A second major hurdle in CAR-T development is to identify in vitro quantitative parameters that can be correlated to in vivo efficacy. It has been shown that parameters such as in vitro activation and cytokine release do not always correlate with desired in vivo outcomes [53,[116], [117], [118]]. Ultimately, in vitro functional assays for CAR-T design need to be developed and validated in correlation with in vivo outcomes not only from animal models but also from clinical data. Along this line, polyfunctionality, namely the ability of T cells to produce more than one type of cytokine, has gained attention as an in vitro measurement that correlates with in vivo efficacy. Pre-infusion anti-CD19 CAR-T products were tested for 32 different cytokines and chemokines using a novel single-cell–based assay, and it was reported that increased polyfunctionality correlated with improved patient response [119]. Functional assay platforms that can quantitatively interrogate parameters that are predictive of in vivo CAR-T–cell function would greatly facilitate the elucidation of relevant CAR design principles, enable better understanding of CAR-T–cell biology, and facilitate the discovery of CAR formats with novel functionalities [115]. Ultimately, such efforts can streamline the immunotherapeutic discovery process, resulting in effective CAR-T candidates at lower costs and reduced development time.

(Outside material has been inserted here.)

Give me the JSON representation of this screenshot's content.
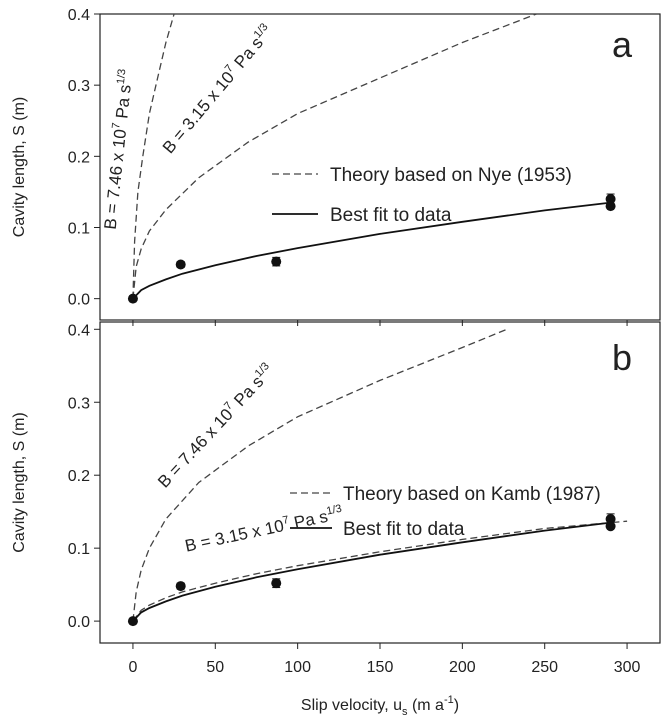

Search strategy and selection criteria

Relevant papers on CAR-T design were chosen from searches on Google scholar and PUBMED. Search terms “CAR-T design”, “CAR-T cytoplasmic domain”, “CAR-T spacer”, “CAR-T scFv”, “CAR-T biology” were used to identify literature relevant to this article. In addition, we also used “TCR-CD3 complex”, “signal strengths” “polyfunctionality”, “TCR biology” to identify relevant articles from T-cell biology to corroborate and compare functional mechanisms between T cells and CAR-T cells (in some instances). We explored relevant and selected literature ranging from 1997 - March 2020.

Funding sources

This work was supported by the R21CA219225, DOD/CDMRP W81XWH-17–1–0522, AR3T P2CHD086843, and NSF SBIR #1,913,404 to W.Z. J.J was supported by Otto W. Shaler scholarship. M.M was supported by GRFP (USA) (DGE-1,839,285). R.D was supported by School of Medicine Dean's Summer Research Scholarship Award (USA). A.J.H was supported by the Mark Foundation of Cancer Research (grant to Y.Y.C.).

Declaration of interests

Ms. Jayaraman reports funding Otto W. Shaler Scholarship. Mr. Mellody reports funding from the National Science Foundation. Ms. Desai reports funding from the Dean's Summer Research Scholarship. Mr. Hou, Ms. Fung, and Ms. Pham have nothing to disclose. Dr. Chen reports funding from the Mark Foundation for Cancer Research and patents US62/248,685, US62/091,854, and US2019/036,731 pending. Dr. Zhao reports grants from the NIH, the DOD/CDMRIP, NSF, and Amberstone Biosciences Inc.